Space constraints associated with navigation requirements within Miraflores Lake were a challenge during construction. The main challenge for performing these works was to have no impact on the canal operations. The alignment of the cofferdam was very close to the Pedro Miguel Locks, and the coordination for the works was very strict to achieve that goal, especially since the works included the dredging of a 335,000 cubic meters from a trench at the bottom of Miraflores Lake to properly embed the cofferdam into the soil by removing unstable material, also several floating-cranes and auxiliary barges were on site once the sheet-pile driving started.

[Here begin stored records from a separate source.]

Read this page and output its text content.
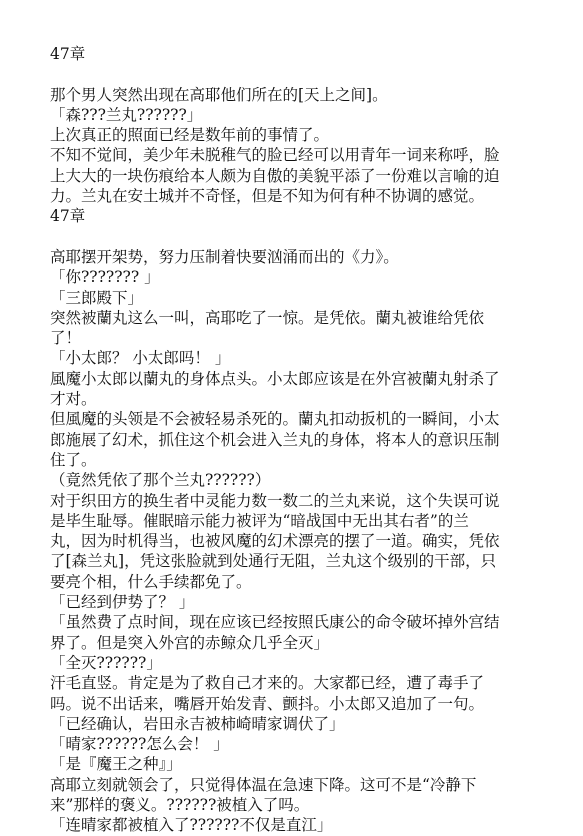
47章
那个男人突然出现在高耶他们所在的[天上之间]。
「森???兰丸??????」
上次真正的照面已经是数年前的事情了。
不知不觉间，美少年未脱稚气的脸已经可以用青年一词来称呼，脸
上大大的一块伤痕给本人颇为自傲的美貌平添了一份难以言喻的迫
力。兰丸在安土城并不奇怪，但是不知为何有种不协调的感觉。
47章
高耶摆开架势，努力压制着快要汹涌而出的《力》。
「你??????? 」
「三郎殿下」
突然被蘭丸这么一叫，高耶吃了一惊。是凭依。蘭丸被谁给凭依
了！
「小太郎？ 小太郎吗！ 」
風魔小太郎以蘭丸的身体点头。小太郎应该是在外宫被蘭丸射杀了
才对。
但風魔的头领是不会被轻易杀死的。蘭丸扣动扳机的一瞬间，小太
郎施展了幻术，抓住这个机会进入兰丸的身体，将本人的意识压制
住了。
（竟然凭依了那个兰丸??????）
对于织田方的换生者中灵能力数一数二的兰丸来说，这个失误可说
是毕生耻辱。催眠暗示能力被评为“暗战国中无出其右者”的兰
丸，因为时机得当，也被风魔的幻术漂亮的摆了一道。确实，凭依
了[森兰丸]，凭这张脸就到处通行无阻，兰丸这个级别的干部，只
要亮个相，什么手续都免了。
「已经到伊势了？ 」
「虽然费了点时间，现在应该已经按照氏康公的命令破坏掉外宫结
界了。但是突入外宫的赤鲸众几乎全灭」
「全灭??????」
汗毛直竖。肯定是为了救自己才来的。大家都已经，遭了毒手了
吗。说不出话来，嘴唇开始发青、颤抖。小太郎又追加了一句。
「已经确认，岩田永吉被柿崎晴家调伏了」
「晴家??????怎么会！ 」
「是『魔王之种』」
高耶立刻就领会了，只觉得体温在急速下降。这可不是“冷静下
来”那样的褒义。??????被植入了吗。
「连晴家都被植入了??????不仅是直江」
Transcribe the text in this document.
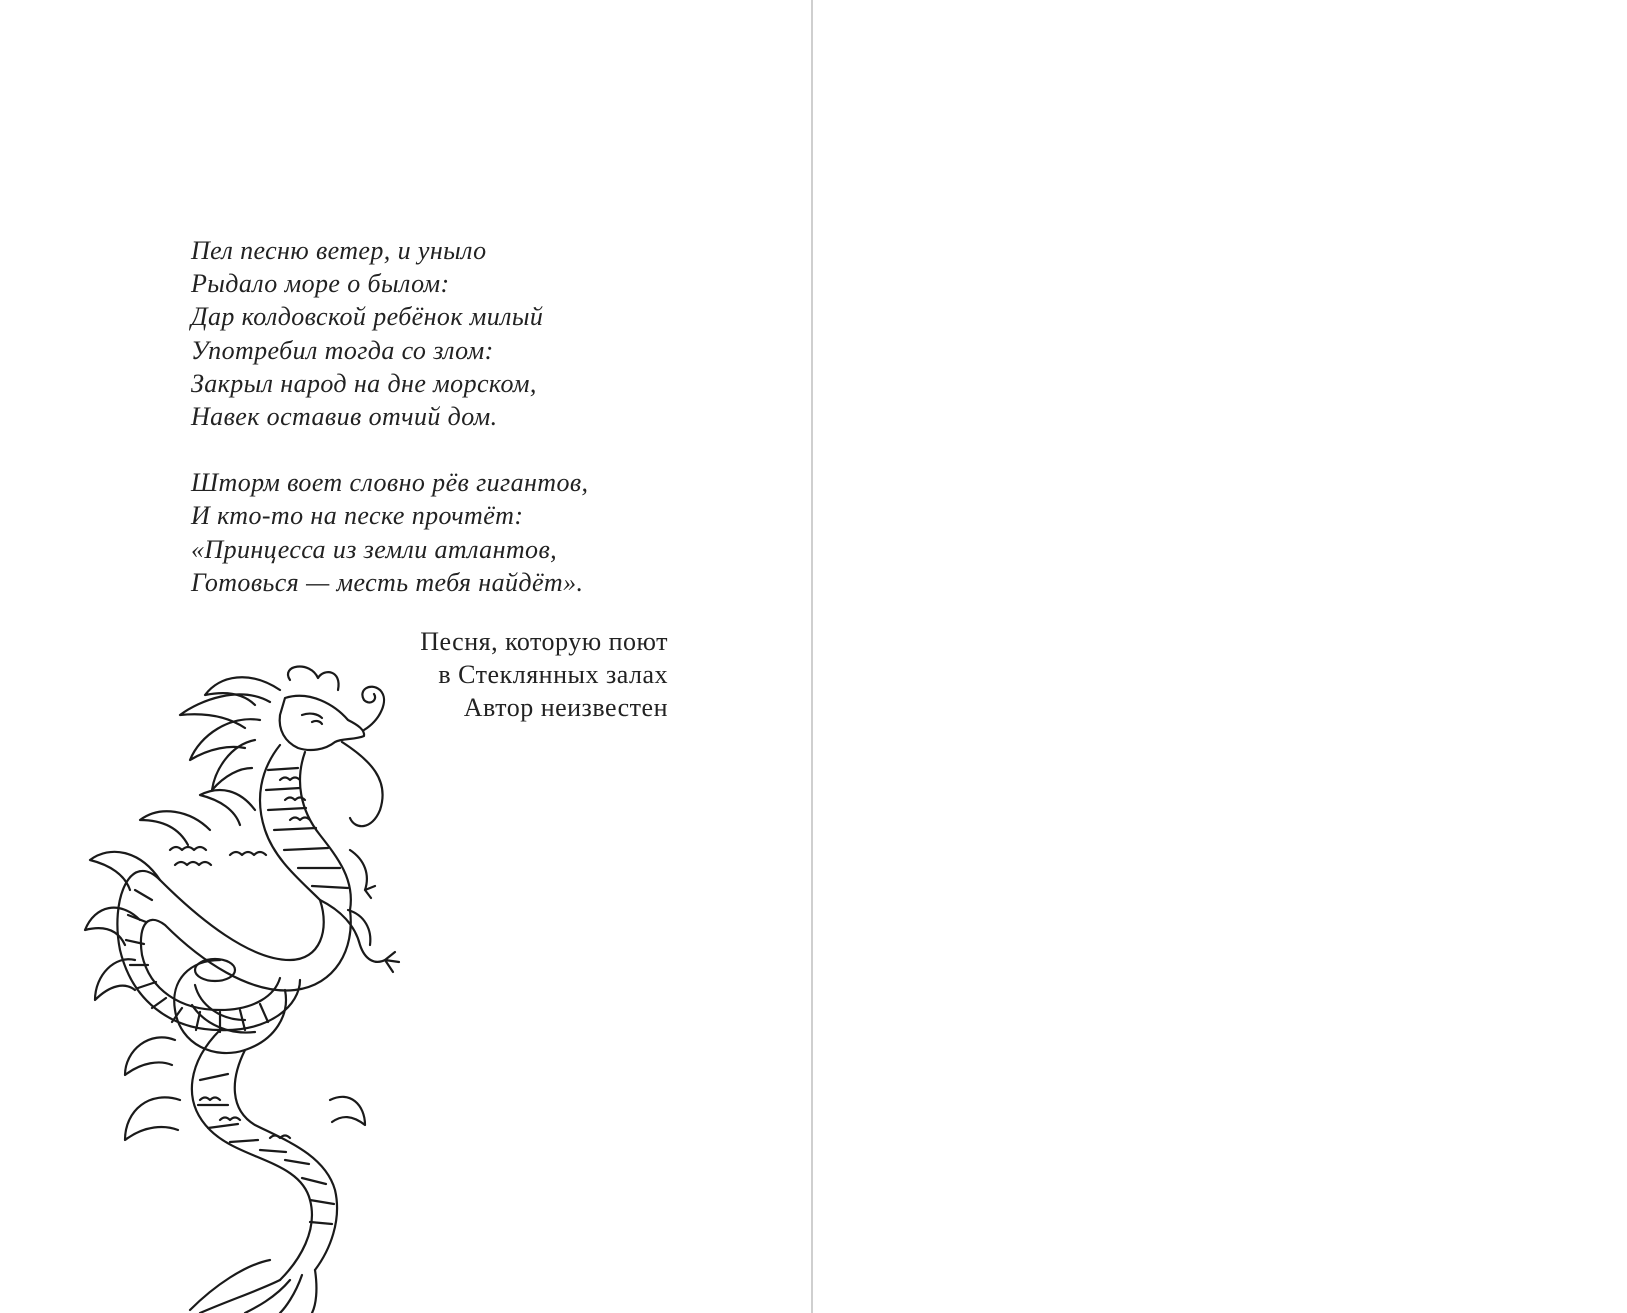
Пел песню ветер, и уныло
Рыдало море о былом:
Дар колдовской ребёнок милый
Употребил тогда со злом:
Закрыл народ на дне морском,
Навек оставив отчий дом.
Шторм воет словно рёв гигантов,
И кто-то на песке прочтёт:
«Принцесса из земли атлантов,
Готовься — месть тебя найдёт».
Песня, которую поют
в Стеклянных залах
Автор неизвестен
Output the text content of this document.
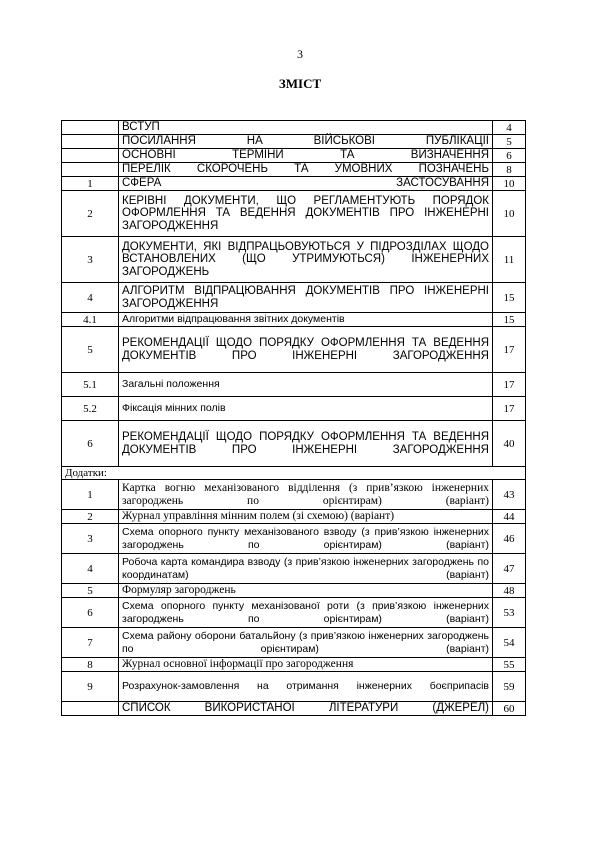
3
ЗМІСТ
	ВСТУП	4
	ПОСИЛАННЯ НА ВІЙСЬКОВІ ПУБЛІКАЦІЇ	5
	ОСНОВНІ ТЕРМІНИ ТА ВИЗНАЧЕННЯ	6
	ПЕРЕЛІК СКОРОЧЕНЬ ТА УМОВНИХ ПОЗНАЧЕНЬ	8
1	СФЕРА ЗАСТОСУВАННЯ	10
2	КЕРІВНІ ДОКУМЕНТИ, ЩО РЕГЛАМЕНТУЮТЬ ПОРЯДОК ОФОРМЛЕННЯ ТА ВЕДЕННЯ ДОКУМЕНТІВ ПРО ІНЖЕНЕРНІ ЗАГОРОДЖЕННЯ	10
3	ДОКУМЕНТИ, ЯКІ ВІДПРАЦЬОВУЮТЬСЯ У ПІДРОЗДІЛАХ ЩОДО ВСТАНОВЛЕНИХ (ЩО УТРИМУЮТЬСЯ) ІНЖЕНЕРНИХ ЗАГОРОДЖЕНЬ	11
4	АЛГОРИТМ ВІДПРАЦЮВАННЯ ДОКУМЕНТІВ ПРО ІНЖЕНЕРНІ ЗАГОРОДЖЕННЯ	15
4.1	Алгоритми відпрацювання звітних документів	15
5	РЕКОМЕНДАЦІЇ ЩОДО ПОРЯДКУ ОФОРМЛЕННЯ ТА ВЕДЕННЯ ДОКУМЕНТІВ ПРО ІНЖЕНЕРНІ ЗАГОРОДЖЕННЯ	17
5.1	Загальні положення	17
5.2	Фіксація мінних полів	17
6	РЕКОМЕНДАЦІЇ ЩОДО ПОРЯДКУ ОФОРМЛЕННЯ ТА ВЕДЕННЯ ДОКУМЕНТІВ ПРО ІНЖЕНЕРНІ ЗАГОРОДЖЕННЯ	40
Додатки:		
1	Картка вогню механізованого відділення (з прив’язкою інженерних загороджень по орієнтирам) (варіант)	43
2	Журнал управління мінним полем (зі схемою) (варіант)	44
3	Схема опорного пункту механізованого взводу (з прив’язкою інженерних загороджень по орієнтирам) (варіант)	46
4	Робоча карта командира взводу (з прив’язкою інженерних загороджень по координатам) (варіант)	47
5	Формуляр загороджень	48
6	Схема опорного пункту механізованої роти (з прив’язкою інженерних загороджень по орієнтирам) (варіант)	53
7	Схема району оборони батальйону (з прив’язкою інженерних загороджень по орієнтирам) (варіант)	54
8	Журнал основної інформації про загородження	55
9	Розрахунок-замовлення на отримання інженерних боєприпасів	59
	СПИСОК ВИКОРИСТАНОЇ ЛІТЕРАТУРИ (ДЖЕРЕЛ)	60
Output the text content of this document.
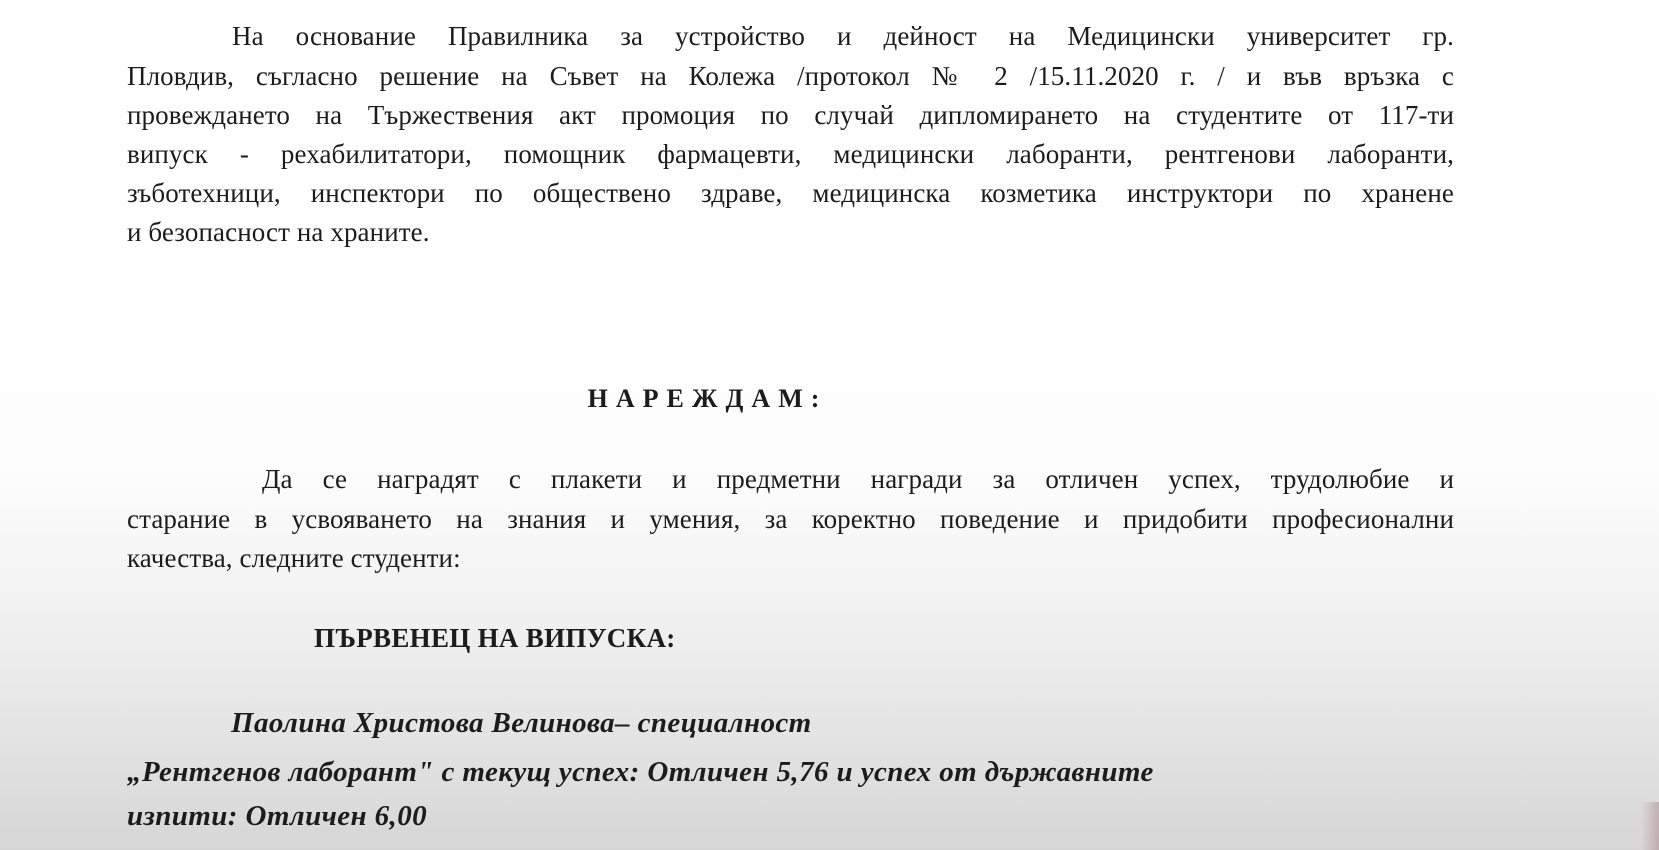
На основание Правилника за устройство и дейност на Медицински университет гр.
Пловдив, съгласно решение на Съвет на Колежа /протокол № 2 /15.11.2020 г. / и във връзка с
провеждането на Тържествения акт промоция по случай дипломирането на студентите от 117-ти
випуск - рехабилитатори, помощник фармацевти, медицински лаборанти, рентгенови лаборанти,
зъботехници, инспектори по обществено здраве, медицинска козметика инструктори по хранене
и безопасност на храните.
НАРЕЖДАМ:
Да се наградят с плакети и предметни награди за отличен успех, трудолюбие и
старание в усвояването на знания и умения, за коректно поведение и придобити професионални
качества, следните студенти:
ПЪРВЕНЕЦ НА ВИПУСКА:
Паолина Христова Велинова– специалност
„Рентгенов лаборант" с текущ успех: Отличен 5,76 и успех от държавните
изпити: Отличен 6,00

During the entire construction of the cellular cofferdam, there were no construction activities that affected the transit of vessels thanks to the continuous coordination and communication with canal transit and locks operations.
For building the Borinquen Dam Core, the material selected was residual soil. It has to comply with special characteristics to guarantee its function as an impervious water barrier. Compliance with these characteristics and installation processes is escencial for the life of the Dam and has been followed closely by the quality personnel involved on its procurement, treatment and installation.
The challenges related to the procurement of residual soils started with the depletion of the available material on the project identified sources. Several actions were taken to identify potential sources as soon as it was possible. The existence of the material both in quality and quantity was not evident on most of the cases because of the vegetation cover. For that reason, investigation areas were defined based on the geological information available from ACP engineering division.
This paper focuses on the works and challenges for the construction of the Pacific Access Channel, and intends to document the relevance of these challenges and the importance of effective Project Management.